Number of connections, message size, and frequency of messages sent are three main parameters to measure performance, and for some frameworks like Engine.IO, number of connections seems to have the biggest impact on performance (https://medium.com/node-js-javascript/b63bfca0539). It would be good to see the benchmarks with much higher number of connections, as non-blocking IO is usually why people choose Node.js platform.
Is 100K mps on 8 cores considered high for node/websockets microbenchmarking of the socket path?
That doesn't seem like much from past experience writing high-throughput messaging code, and all this is doing is spitting out length-framed messages to a socket.
We do not (yet) measure the performance of Websocket in our project (the TechEmpower framework benchmarks), but our "Plaintext" test is a rough analogue to a ping-pong test on Websocket. Our Plaintext test uses HTTP pipelining on a keep-alive connection. However, in our case, each request is sending a couple hundred bytes of HTTP request headers and receiving about the same in response HTTP headers prior to a "Hello world" payload.
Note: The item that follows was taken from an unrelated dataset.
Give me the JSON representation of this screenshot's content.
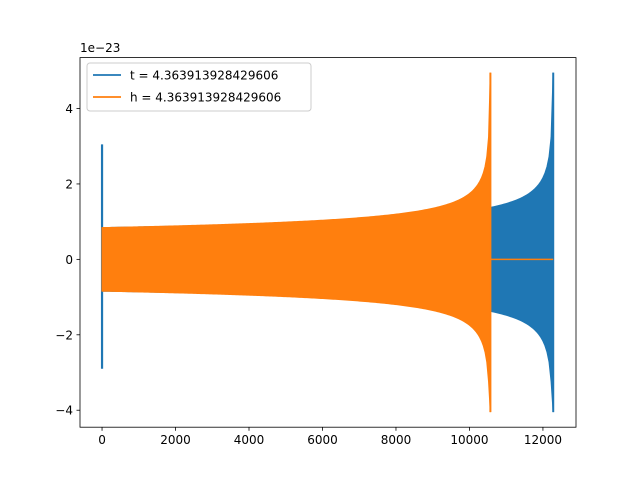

We see approximately 600,000 of these HTTP "messages" per second on a i7-2600K 8 HT core workstation [1] from top performers such as Netty and Undertow and these top performers are network limited by our gigabit Ethernet.
We are using Undertow for a Websocket project presently and its performance there has been very good.
That's what I was thinking, too. That's merely around 13,000 messages per second per core. Rates like that weren't all that impressive on low end server hardware a decade ago, so I'd hope that it's even less impressive today when using more modern hardware (or even VMs).
That's raw network (TCP/UDP) packets, not WebSocket frames/messages. Plus that product is a solution to a hardware problem, not a software problem. It doesn't relate at all.
I'd be interested in seeing how difficult it would be to modify this to use multiple communication servers (redis, cassandra, etc) so that it can be scaled across multiple instances.
Would also be interested in seeing how many connections it could handle doing say 5-10 messages per second.
Why does each worker need a seperate store process? It seems on an 8 core machine max worker count can only be 3 (1 master, 3 workers, 3 stores). If workers had in-memory stores -or at least connect to a Redis server-, with 4 more workers performance should increase.
They don't. You can have fewer stores than workers. In the benchmark, we could in fact do with very few stores because they are not really used. I'm sure you could fiddle with the worker, load balancer and store count to get better performance (it depends on the system's requirements).
You can't use more than 1 core with a unique node process. So they spawn n cores for n processes. With a multithreaded runtime, this would not be required.
Yes exactly. My suggestion was the application to fork (CPUs - 1) workers, ie. 1 master 7 workers, instead of 1 master 3 workers and 3 stores, and have workers manage their key-value stores. Apparently each worker don't need a store, see author's comment (https://news.ycombinator.com/item?id=7713561) so it looks good.
"The test was only set to reach up to 100 concurrent connections (each sending 1000 messages per second) - Total of 100K messages per second."
So they had only 100 concurrent connections.